La sfida si svolge in un territorio piuttosto monotono: una pianura ghiacciata spazzata dal vento. La maggioranza dei paragrafi rimanda al Loc “gli orizzonti perduti”, che rischia di provocare un senso di smarrimento finché non si comincia a disegnare una mappa. Allora si capisce che l’ambiente è concepito in maniera realistica, rispettando i punti cardinali ed introducendo qua e là percorsi a senso unico col solo scopo di disorientare. Nella griglia di paragrafi che ne consegue si trovano dei Loc particolari (le montagne di ghiaccio, la nave bloccata, le caverne di ghiaccio, ecc...), alcuni riservati ad un solo personaggio, altri condivisi da entrambi.
L’avventura del Barone Viktor von Frankenstein I paragrafi di Frankenstein sono contraddistinti da numerazione pari. Tra i due contendenti l’umano è quello con minor speranza di riuscita. Non solo la sua esplorazione della banchisa è disturbata da qualche incontro poco piacevole (il Reiz polare), ma la risoluzione del puzzle richiede passaggi più rigorosi rispetto a quelli del Mostro. Il Barone deve trovare la città perduta di Xanthine, perché una serie di indizi gli suggerisce che il mostro si è diretto da quelle parti. Per farlo deve recuperare degli oggetti in luoghi diversi, magari approfittando dell’esplorazione per dotarsi di qualche interessante potenziamento.

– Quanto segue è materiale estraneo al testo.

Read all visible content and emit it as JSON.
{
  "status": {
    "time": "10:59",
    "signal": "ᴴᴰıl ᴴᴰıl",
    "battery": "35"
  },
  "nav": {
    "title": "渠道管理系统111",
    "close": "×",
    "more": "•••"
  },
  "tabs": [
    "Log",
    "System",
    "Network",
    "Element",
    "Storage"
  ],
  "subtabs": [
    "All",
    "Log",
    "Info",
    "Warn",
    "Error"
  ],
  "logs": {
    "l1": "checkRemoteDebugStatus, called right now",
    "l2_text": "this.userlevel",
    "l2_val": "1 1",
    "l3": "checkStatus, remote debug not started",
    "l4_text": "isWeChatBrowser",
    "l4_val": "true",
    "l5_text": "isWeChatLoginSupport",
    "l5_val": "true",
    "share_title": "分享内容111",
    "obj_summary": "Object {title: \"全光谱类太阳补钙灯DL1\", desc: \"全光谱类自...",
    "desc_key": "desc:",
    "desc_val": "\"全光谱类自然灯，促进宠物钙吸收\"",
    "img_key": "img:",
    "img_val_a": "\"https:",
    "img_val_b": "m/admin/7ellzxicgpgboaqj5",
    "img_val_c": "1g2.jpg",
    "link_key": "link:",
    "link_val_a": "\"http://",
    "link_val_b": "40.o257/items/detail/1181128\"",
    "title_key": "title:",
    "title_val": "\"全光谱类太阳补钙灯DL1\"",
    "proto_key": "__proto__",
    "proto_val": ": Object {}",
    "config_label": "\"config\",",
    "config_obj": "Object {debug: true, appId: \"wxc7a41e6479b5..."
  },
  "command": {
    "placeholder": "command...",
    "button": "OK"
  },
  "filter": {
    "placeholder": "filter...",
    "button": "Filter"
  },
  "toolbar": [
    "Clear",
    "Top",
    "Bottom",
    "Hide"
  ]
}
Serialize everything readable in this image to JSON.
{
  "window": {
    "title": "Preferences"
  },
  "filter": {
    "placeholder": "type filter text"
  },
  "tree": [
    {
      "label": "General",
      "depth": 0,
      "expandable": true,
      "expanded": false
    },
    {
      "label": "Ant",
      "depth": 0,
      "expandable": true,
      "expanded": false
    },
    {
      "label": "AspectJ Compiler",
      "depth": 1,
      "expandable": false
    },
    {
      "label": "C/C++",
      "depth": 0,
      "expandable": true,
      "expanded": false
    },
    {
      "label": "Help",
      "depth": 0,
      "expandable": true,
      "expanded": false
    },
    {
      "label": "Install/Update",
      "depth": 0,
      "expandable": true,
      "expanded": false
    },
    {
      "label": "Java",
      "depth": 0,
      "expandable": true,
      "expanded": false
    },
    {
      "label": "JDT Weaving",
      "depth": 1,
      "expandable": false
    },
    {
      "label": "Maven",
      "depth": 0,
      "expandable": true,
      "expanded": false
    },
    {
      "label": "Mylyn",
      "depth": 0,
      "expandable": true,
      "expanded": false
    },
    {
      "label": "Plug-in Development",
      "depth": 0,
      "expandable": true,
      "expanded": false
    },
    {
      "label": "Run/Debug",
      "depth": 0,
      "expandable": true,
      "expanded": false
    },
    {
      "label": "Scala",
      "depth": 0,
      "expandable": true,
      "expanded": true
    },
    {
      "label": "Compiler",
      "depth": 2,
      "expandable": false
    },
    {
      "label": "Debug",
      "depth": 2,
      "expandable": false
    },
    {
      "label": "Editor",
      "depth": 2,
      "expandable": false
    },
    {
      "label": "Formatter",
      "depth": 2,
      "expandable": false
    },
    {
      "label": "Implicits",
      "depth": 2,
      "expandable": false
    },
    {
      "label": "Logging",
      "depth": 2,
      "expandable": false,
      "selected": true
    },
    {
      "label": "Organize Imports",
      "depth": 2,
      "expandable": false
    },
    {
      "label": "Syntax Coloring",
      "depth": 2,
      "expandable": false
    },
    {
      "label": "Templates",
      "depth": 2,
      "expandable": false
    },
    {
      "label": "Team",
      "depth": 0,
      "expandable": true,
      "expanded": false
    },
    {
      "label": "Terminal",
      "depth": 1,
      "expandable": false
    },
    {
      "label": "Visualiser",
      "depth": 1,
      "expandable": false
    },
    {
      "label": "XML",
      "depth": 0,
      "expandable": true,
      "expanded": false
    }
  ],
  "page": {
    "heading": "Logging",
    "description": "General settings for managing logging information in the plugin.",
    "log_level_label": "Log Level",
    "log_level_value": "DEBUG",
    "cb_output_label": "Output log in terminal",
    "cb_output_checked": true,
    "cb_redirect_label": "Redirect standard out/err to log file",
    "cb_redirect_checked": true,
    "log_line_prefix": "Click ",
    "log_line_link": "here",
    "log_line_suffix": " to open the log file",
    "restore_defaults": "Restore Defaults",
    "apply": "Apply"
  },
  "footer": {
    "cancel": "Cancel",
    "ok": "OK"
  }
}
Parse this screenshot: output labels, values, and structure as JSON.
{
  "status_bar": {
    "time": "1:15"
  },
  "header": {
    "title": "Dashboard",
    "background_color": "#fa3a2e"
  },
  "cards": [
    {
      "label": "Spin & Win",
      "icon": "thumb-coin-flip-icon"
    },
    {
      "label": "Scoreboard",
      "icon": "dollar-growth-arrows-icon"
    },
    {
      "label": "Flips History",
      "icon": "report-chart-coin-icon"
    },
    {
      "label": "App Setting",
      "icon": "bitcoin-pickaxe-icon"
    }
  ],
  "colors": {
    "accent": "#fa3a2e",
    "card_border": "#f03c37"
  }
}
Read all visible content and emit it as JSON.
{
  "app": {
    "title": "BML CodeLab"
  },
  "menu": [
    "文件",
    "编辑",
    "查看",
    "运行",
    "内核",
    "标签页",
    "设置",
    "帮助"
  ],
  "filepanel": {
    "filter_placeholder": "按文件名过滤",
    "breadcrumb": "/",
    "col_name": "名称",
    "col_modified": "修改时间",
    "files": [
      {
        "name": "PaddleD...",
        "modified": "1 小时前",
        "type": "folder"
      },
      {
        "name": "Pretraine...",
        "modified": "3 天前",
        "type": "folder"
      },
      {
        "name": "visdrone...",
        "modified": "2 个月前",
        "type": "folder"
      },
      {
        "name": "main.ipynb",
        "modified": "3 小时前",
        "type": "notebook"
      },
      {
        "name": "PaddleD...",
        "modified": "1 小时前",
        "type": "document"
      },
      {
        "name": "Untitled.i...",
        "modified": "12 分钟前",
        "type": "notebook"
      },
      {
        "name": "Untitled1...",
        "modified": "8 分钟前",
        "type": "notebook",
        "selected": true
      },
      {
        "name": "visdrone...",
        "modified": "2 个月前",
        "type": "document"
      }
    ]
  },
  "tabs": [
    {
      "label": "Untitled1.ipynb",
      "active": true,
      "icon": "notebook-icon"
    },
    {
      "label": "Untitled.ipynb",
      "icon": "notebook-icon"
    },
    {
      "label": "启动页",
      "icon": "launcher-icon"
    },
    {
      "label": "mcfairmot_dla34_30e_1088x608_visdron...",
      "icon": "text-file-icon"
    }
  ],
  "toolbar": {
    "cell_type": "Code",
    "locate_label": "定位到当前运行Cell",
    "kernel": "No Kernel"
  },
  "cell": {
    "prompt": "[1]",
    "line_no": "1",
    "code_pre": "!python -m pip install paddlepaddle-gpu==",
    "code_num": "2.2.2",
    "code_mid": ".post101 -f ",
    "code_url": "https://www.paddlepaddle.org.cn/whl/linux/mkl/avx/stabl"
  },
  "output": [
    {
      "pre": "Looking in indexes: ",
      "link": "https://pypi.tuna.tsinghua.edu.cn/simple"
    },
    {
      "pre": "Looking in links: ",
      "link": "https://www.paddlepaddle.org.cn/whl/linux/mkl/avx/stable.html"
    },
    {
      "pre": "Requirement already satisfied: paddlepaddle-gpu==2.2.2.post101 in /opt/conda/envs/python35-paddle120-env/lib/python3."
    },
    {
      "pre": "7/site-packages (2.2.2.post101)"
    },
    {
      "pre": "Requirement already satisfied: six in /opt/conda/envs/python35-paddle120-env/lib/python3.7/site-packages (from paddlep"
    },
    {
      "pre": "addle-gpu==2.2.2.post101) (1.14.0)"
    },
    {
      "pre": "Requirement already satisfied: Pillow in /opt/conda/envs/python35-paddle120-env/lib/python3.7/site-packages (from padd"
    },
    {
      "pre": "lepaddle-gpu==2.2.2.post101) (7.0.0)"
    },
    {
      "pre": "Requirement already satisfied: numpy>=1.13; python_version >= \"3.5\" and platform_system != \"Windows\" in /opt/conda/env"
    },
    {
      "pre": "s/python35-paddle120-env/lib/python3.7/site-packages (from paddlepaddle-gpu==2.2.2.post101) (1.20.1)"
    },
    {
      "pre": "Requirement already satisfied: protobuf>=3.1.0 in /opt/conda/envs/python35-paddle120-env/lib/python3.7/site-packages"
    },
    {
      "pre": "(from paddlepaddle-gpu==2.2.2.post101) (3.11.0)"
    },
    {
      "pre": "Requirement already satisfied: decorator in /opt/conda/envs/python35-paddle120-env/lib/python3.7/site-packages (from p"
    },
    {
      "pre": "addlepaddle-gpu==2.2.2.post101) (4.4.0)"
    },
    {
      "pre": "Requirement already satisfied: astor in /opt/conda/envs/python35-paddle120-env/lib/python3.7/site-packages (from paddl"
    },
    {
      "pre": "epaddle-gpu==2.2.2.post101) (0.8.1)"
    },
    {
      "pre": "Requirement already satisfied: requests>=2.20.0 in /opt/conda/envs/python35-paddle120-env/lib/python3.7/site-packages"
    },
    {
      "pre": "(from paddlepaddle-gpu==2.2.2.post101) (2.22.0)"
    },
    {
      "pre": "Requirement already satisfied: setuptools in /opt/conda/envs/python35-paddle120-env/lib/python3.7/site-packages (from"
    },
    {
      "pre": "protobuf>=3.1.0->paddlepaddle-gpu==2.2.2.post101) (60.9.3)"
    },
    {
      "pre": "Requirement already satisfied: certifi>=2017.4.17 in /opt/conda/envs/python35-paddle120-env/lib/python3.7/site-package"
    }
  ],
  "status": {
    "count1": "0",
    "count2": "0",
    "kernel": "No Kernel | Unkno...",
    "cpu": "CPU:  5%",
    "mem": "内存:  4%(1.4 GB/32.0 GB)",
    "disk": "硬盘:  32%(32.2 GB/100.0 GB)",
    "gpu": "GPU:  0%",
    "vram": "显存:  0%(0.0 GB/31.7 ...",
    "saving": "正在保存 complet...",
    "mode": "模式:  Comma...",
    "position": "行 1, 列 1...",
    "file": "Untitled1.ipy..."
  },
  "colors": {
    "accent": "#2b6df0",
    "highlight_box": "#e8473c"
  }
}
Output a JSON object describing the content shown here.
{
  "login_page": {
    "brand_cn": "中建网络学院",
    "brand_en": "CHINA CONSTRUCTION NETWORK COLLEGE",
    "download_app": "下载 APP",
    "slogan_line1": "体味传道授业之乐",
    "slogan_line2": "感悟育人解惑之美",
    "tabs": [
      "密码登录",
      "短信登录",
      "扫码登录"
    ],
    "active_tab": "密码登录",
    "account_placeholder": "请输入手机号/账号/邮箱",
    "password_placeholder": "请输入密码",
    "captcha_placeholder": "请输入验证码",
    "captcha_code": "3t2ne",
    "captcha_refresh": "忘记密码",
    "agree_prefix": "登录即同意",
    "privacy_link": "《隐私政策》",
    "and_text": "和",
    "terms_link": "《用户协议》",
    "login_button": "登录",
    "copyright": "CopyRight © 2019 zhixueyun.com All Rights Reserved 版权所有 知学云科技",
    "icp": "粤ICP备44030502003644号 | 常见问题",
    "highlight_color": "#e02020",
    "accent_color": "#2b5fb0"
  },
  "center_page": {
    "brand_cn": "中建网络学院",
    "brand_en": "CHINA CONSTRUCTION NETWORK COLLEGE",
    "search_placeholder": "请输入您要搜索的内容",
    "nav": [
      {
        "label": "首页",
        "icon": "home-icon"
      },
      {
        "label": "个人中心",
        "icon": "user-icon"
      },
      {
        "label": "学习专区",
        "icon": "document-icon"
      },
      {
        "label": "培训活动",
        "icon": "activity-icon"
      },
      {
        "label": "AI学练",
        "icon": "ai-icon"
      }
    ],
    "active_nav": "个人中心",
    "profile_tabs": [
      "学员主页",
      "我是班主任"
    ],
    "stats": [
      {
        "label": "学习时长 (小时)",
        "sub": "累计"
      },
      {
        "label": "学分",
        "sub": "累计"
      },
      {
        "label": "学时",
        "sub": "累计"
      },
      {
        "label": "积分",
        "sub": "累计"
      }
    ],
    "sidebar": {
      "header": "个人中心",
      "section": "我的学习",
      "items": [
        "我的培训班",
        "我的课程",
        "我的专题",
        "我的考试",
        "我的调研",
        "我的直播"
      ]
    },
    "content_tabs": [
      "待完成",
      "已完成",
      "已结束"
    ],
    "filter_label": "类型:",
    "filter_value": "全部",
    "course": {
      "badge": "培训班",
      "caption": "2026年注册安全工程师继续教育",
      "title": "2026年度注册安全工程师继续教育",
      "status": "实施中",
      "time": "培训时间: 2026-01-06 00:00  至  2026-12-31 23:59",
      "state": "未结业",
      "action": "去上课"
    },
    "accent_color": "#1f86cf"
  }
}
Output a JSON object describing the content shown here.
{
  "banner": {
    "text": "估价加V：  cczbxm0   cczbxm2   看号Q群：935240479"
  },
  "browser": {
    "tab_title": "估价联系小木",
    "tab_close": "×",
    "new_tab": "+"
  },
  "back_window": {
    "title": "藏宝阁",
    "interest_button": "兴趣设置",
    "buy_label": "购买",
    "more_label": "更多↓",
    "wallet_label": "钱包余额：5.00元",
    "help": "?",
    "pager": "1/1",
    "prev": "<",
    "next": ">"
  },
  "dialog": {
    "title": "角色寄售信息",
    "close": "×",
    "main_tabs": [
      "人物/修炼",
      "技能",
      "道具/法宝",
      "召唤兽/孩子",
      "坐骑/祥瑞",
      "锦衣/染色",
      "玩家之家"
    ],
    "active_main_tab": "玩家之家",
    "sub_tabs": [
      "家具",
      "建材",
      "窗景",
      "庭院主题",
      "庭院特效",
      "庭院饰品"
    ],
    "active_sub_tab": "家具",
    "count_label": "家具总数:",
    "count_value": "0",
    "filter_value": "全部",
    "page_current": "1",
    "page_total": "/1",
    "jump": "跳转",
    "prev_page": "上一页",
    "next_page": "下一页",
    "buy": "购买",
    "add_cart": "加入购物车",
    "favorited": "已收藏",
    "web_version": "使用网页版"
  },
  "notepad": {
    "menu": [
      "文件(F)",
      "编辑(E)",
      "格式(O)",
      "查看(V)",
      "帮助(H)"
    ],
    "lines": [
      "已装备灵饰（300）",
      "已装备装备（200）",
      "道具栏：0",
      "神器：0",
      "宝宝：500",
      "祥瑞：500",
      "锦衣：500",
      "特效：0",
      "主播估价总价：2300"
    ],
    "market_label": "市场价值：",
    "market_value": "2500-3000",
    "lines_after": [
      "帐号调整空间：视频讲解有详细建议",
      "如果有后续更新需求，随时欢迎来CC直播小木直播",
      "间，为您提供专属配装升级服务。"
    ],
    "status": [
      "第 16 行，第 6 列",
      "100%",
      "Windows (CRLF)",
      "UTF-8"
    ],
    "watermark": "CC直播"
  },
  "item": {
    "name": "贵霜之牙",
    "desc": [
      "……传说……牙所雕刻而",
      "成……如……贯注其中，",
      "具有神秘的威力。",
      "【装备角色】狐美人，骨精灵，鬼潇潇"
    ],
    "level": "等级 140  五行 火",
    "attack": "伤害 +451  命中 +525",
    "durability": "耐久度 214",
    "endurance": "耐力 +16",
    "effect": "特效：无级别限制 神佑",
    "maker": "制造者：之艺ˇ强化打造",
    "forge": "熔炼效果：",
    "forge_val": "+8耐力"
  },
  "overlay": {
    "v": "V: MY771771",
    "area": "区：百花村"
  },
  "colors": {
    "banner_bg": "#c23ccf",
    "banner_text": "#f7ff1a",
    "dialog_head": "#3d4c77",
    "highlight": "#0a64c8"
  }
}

Purtroppo si sente la mancanza di mezzi per curarsi, perché la bottiglia di laudano con cui si inizia tende ad esaurirsi in fretta. A Xanthine attendono prove e combattimenti impegnativi, difficili da superare senza un uso frequente delle capacità PSICO. Viktor von Frankenstein possiede le seguenti interessantissime abilità: la Scienza Insana, il cui effetto va determinato lanciando un dado e può significare la vittoria automatica di uno scontro oppure la fine dell’avventura; la Creazione di Mostri, che mette a disposizione un mostriciattolo da 25 PUNTI DI VITA e 3 punti per caratteristica; la Difesa del Corpo, vera ancora di salvezza in quanto dimezza il danno subito durante un intero combattimento. Anche con un alto punteggio di PSICO è facile che il Barone giunga stremato alle ultime sezioni dell’avventura. Il guaio è che i templi di Xanthine contengono brutte sorprese: un attacco da parte di 1D6 lucertoloni piuttosto cattivi, uno gnomo che risorge 1D6 volte prima di schiattare e, classica spacconata alla Brennan, un’aquila meccanica che provoca 7 punti di danno a colpo e che si può fermare solo tirando 12 con i dadi.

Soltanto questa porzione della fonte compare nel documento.